History has been made after Yogananda Pittman became the first black person and first woman to be named the US Capitol Police Chief, following the resignation of the former chief in the wake of last week’s riots.
As per reports, Pittman has been named acting police chief after Stephen Sund heeded calls to step down after the storming of the Capitol Building, which claimed the lives of five people, including one capitol officer.
Pittman has previously served as assistant chief, and Sund praised his successor in an interview with CNN on January 11, describing her as “a very progressive Chief” who was “very concerned as well about the welfare of the officers”.
At a time when America appears to be as divided as it has ever been in the modern age, Pittman’s appointment is a breath of fresh air. Her making the step up is particularly relevant given the right-wing, majority-White factions of rioters who last week spat in the face of US democracy.
Indeed, few could have predicted the sheer chaos that would ensue when the mob descended on the Capitol, nor how seemingly ineffective the Capitol Police officers would be in keeping them at bay.
One officer, Brian Sicknick, died of his injuries in hospital, but several of his colleagues were seen to be taking selfies with the rioters.
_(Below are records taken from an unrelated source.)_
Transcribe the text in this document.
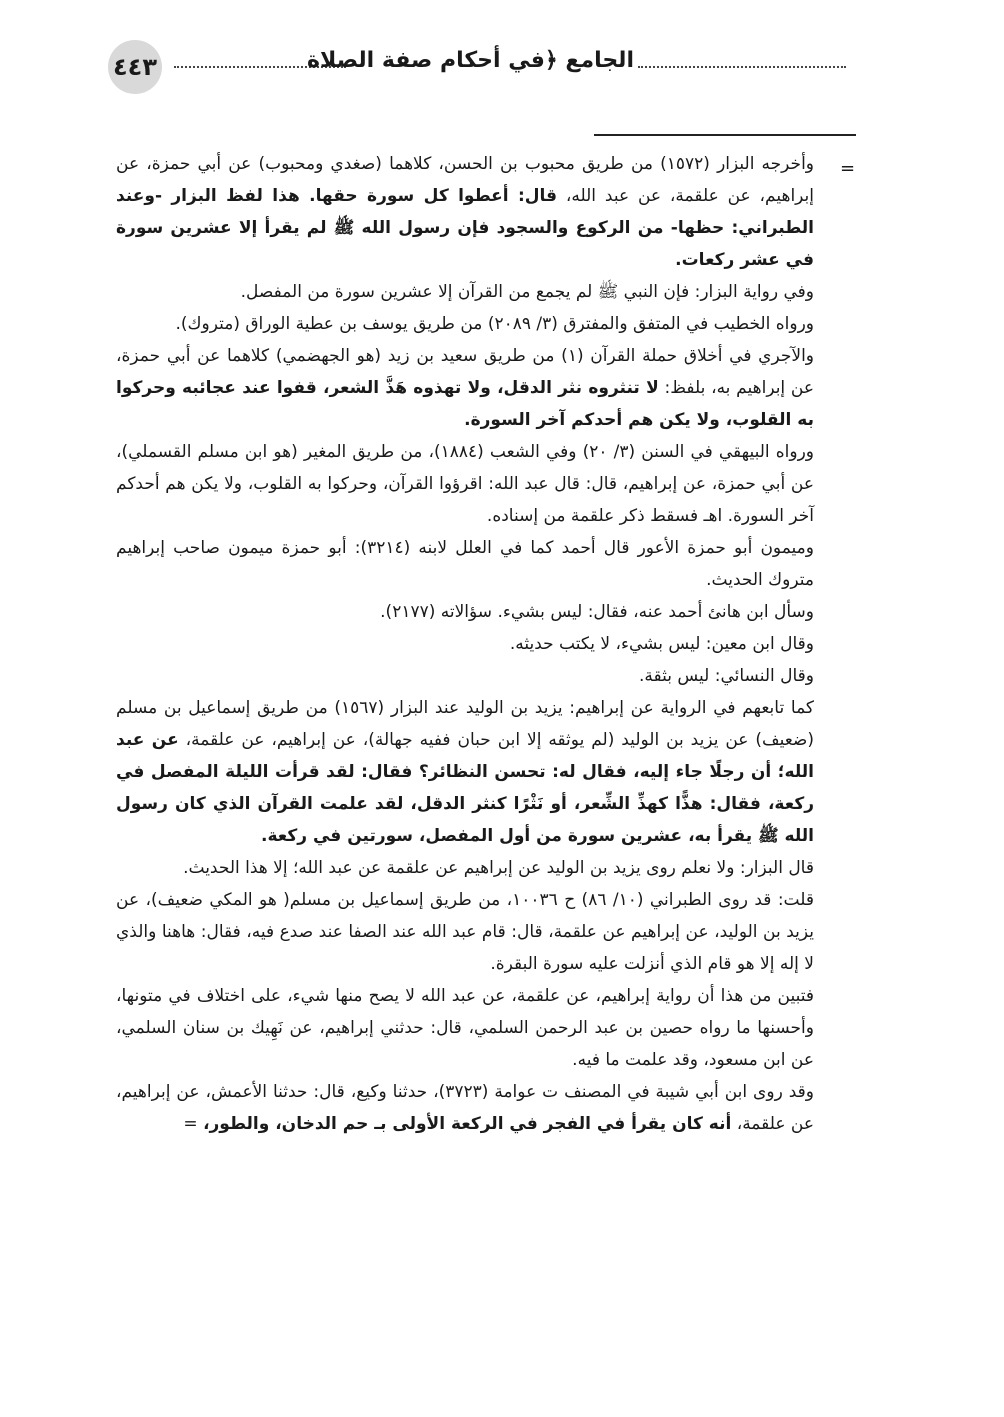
٤٤٣	الجامع ﴿في أحكام صفة الصلاة
=

وأخرجه البزار (١٥٧٢) من طريق محبوب بن الحسن، كلاهما (صغدي ومحبوب) عن أبي حمزة، عن إبراهيم، عن علقمة، عن عبد الله، قال: أعطوا كل سورة حقها. هذا لفظ البزار -وعند الطبراني: حظها- من الركوع والسجود فإن رسول الله ﷺ لم يقرأ إلا عشرين سورة في عشر ركعات.

وفي رواية البزار: فإن النبي ﷺ لم يجمع من القرآن إلا عشرين سورة من المفصل.

ورواه الخطيب في المتفق والمفترق (٣/ ٢٠٨٩) من طريق يوسف بن عطية الوراق (متروك).

والآجري في أخلاق حملة القرآن (١) من طريق سعيد بن زيد (هو الجهضمي) كلاهما عن أبي حمزة، عن إبراهيم به، بلفظ: لا تنثروه نثر الدقل، ولا تهذوه هَذَّ الشعر، قفوا عند عجائبه وحركوا به القلوب، ولا يكن هم أحدكم آخر السورة.

ورواه البيهقي في السنن (٣/ ٢٠) وفي الشعب (١٨٨٤)، من طريق المغير (هو ابن مسلم القسملي)، عن أبي حمزة، عن إبراهيم، قال: قال عبد الله: اقرؤوا القرآن، وحركوا به القلوب، ولا يكن هم أحدكم آخر السورة. اهـ فسقط ذكر علقمة من إسناده.

وميمون أبو حمزة الأعور قال أحمد كما في العلل لابنه (٣٢١٤): أبو حمزة ميمون صاحب إبراهيم متروك الحديث.

وسأل ابن هانئ أحمد عنه، فقال: ليس بشيء. سؤالاته (٢١٧٧).

وقال ابن معين: ليس بشيء، لا يكتب حديثه.

وقال النسائي: ليس بثقة.

كما تابعهم في الرواية عن إبراهيم: يزيد بن الوليد عند البزار (١٥٦٧) من طريق إسماعيل بن مسلم (ضعيف) عن يزيد بن الوليد (لم يوثقه إلا ابن حبان ففيه جهالة)، عن إبراهيم، عن علقمة، عن عبد الله؛ أن رجلًا جاء إليه، فقال له: تحسن النظائر؟ فقال: لقد قرأت الليلة المفصل في ركعة، فقال: هذًّا كهذِّ الشِّعر، أو نَثْرًا كنثر الدقل، لقد علمت القرآن الذي كان رسول الله ﷺ يقرأ به، عشرين سورة من أول المفصل، سورتين في ركعة.

قال البزار: ولا نعلم روى يزيد بن الوليد عن إبراهيم عن علقمة عن عبد الله؛ إلا هذا الحديث.

قلت: قد روى الطبراني (١٠/ ٨٦) ح ١٠٠٣٦، من طريق إسماعيل بن مسلم( هو المكي ضعيف)، عن يزيد بن الوليد، عن إبراهيم عن علقمة، قال: قام عبد الله عند الصفا عند صدع فيه، فقال: هاهنا والذي لا إله إلا هو قام الذي أنزلت عليه سورة البقرة.

فتبين من هذا أن رواية إبراهيم، عن علقمة، عن عبد الله لا يصح منها شيء، على اختلاف في متونها، وأحسنها ما رواه حصين بن عبد الرحمن السلمي، قال: حدثني إبراهيم، عن نَهِيك بن سنان السلمي، عن ابن مسعود، وقد علمت ما فيه.

وقد روى ابن أبي شيبة في المصنف ت عوامة (٣٧٢٣)، حدثنا وكيع، قال: حدثنا الأعمش، عن إبراهيم، عن علقمة، أنه كان يقرأ في الفجر في الركعة الأولى بـ حم الدخان، والطور، =
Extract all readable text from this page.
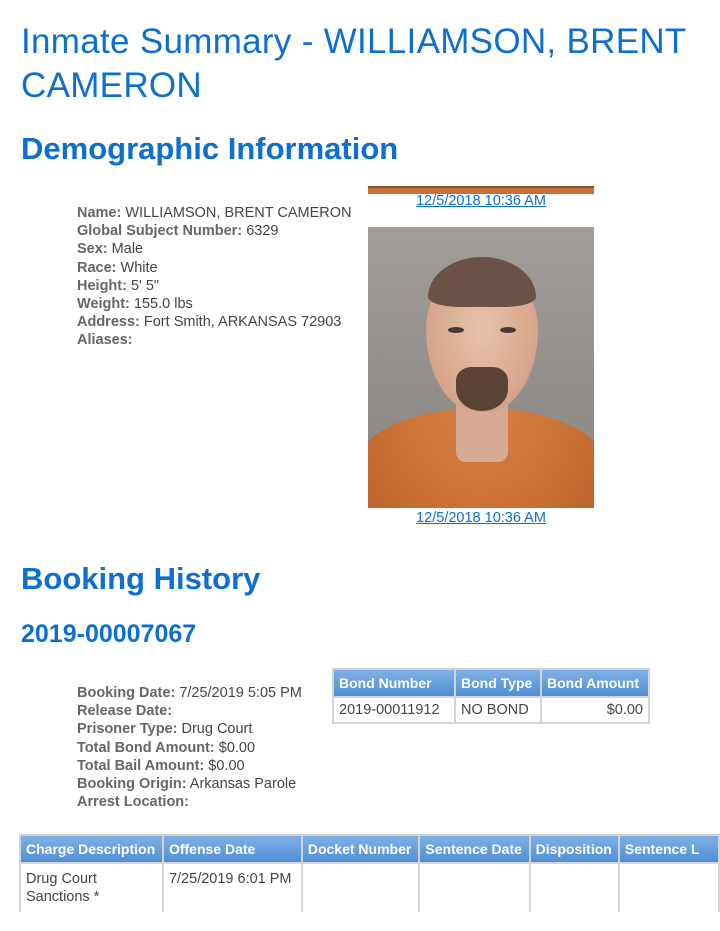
Inmate Summary - WILLIAMSON, BRENT CAMERON
Demographic Information
Name: WILLIAMSON, BRENT CAMERON
Global Subject Number: 6329
Sex: Male
Race: White
Height: 5' 5"
Weight: 155.0 lbs
Address: Fort Smith, ARKANSAS 72903
Aliases:
12/5/2018 10:36 AM
12/5/2018 10:36 AM
Booking History
2019-00007067
Booking Date: 7/25/2019 5:05 PM
Release Date:
Prisoner Type: Drug Court
Total Bond Amount: $0.00
Total Bail Amount: $0.00
Booking Origin: Arkansas Parole
Arrest Location:
Bond Number	Bond Type	Bond Amount
2019-00011912	NO BOND	$0.00
Charge Description	Offense Date	Docket Number	Sentence Date	Disposition	Sentence L

Drug Court
Sanctions *	7/25/2019 6:01 PM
Former Capitol Police Chief Terrance Gainer admitted that they had had “overestimated their ability to control the crowd.”
Speaking to CNN, he explained:
“We did not secure the Capitol and people need to be held responsible and explain what went on.
“No one was supposed to get that close to the doors and windows of the building.”
That said, there were instances of untold bravery that occurred in the Capitol, too, including those of Officer Eugene Goodman. A video of Goodman emerged where he can be seen single-handedly luring the mob away from the Senate chamber in order to buy time to evacuate the senators.
Acting Chief Pittman announced in her first statement that a number of her officers have been suspended pending an investigation into their conduct.
I don’t know about you, but it pleases me to see history being made in such a way. What better time to appoint the first black woman as chief?